Finanziert werden die Einzelprojekte seitens der Stadt Dortmund zum Teil aus bereits vorhandenen Töpfen, ab 2017 ist ein eigener Etat geplant. Aber die Projektverantwortlichen sehen sich auch gar nicht als Geldgeber. „Wir verstehen uns  als Vermittler und Koordinator, der den einzelnen Projekten hilft, Fördergelder von EU, Bund und Land zu beantragen oder an Stiftungen heranzutreten“, erklärt Harriet Ellwein.

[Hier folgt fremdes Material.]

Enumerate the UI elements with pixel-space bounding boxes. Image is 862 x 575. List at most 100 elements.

Die Entscheidung, welche Projekte aus den Vorschlägen ausgewählt werden, wird in mehreren Etappen gefällt. Als erstes steht ein Abgleich an: Ist die Idee neu? Arbeiten vielleicht an anderer Stelle bereits andere Initiativen an der Umsetzung? Passt die Idee überhaupt ins Nordwärts-Konzept?

Kuratorium berät

Anschließend befassen sich verschiedene fachkundige Arbeitsgruppen der Verwaltung sowie Strategiekreise des Kuratoriums mit der Idee. In diesem Kuratorium sitzen mehr als 50 ausgewählte Vertreter aus allen Bereichen der Stadtgesellschaft, also Politiker, Entscheider aus Wirtschaft und Forschung sowie führende Köpfe verschiedenster Interessengruppen wie Kirchen, Vereinen und Gewerkschaften. Auch Mietervereins-Geschäftsführer Rainer Stücker ist Kuratoriums-Mitglied. Die Arbeitsgruppen empfehlen schließlich, welche Projekte gefördert werden sollen. Die Entscheidung fällt letztendlich der Rat der Stadt.

Kritik

Ein Erfolg von Nordwärts ist sicherlich auch die breite Zustimmung, die das Projekt partei- und interessenübergreifend bekommt. Doch es gibt auch kritische Stimmen, die die Umsetzung in einigen Punkten bemängeln. So äußerte sich die Fraktion DIE LINKE & PIRATEN besorgt zur Finanzierung des Projekts. „Hier wird das Linke-Tasche-rechte-Tasche-Prinzip angewendet“, sagte Fraktionsvorsitzender Utz Kowalewski. „Erst wird an einer Stelle Geld eingespart, bevor es an anderer Stelle wieder ausgegeben wird.“

Und auch in Dortmund-Mengede ist die Bezirksvertretung nicht mit allen Nordwärts-Plänen glücklich. Joachim Farnung von der CDU stellt klar: „Natürlich ist es gut, dass der Handlungsbedarf im Dortmunder Norden erkannt wird und dass dort strukturell etwas verbessert werden soll. Allerdings habe ich auch bei einigen Projekten Bauchschmerzen. So halte ich etwa die Pläne für den Geschosswohnungsbau an der Waltroper Straße für falsch, weil die Lärmbelästigung durch die A2 einfach zu groß ist.“ Auch die – eigentlich bereits verworfenen – Pläne im Groppenbruch ein interkommunales Industriegebiet anzusiedeln, kommen durch Nordwärts erneut zur Diskussion und auf den Tisch. Ein Schock für die Bewohner des grünen Stadtteils mit seinen vielen Naturschutzgebieten. Doch die Entscheidung steht noch aus.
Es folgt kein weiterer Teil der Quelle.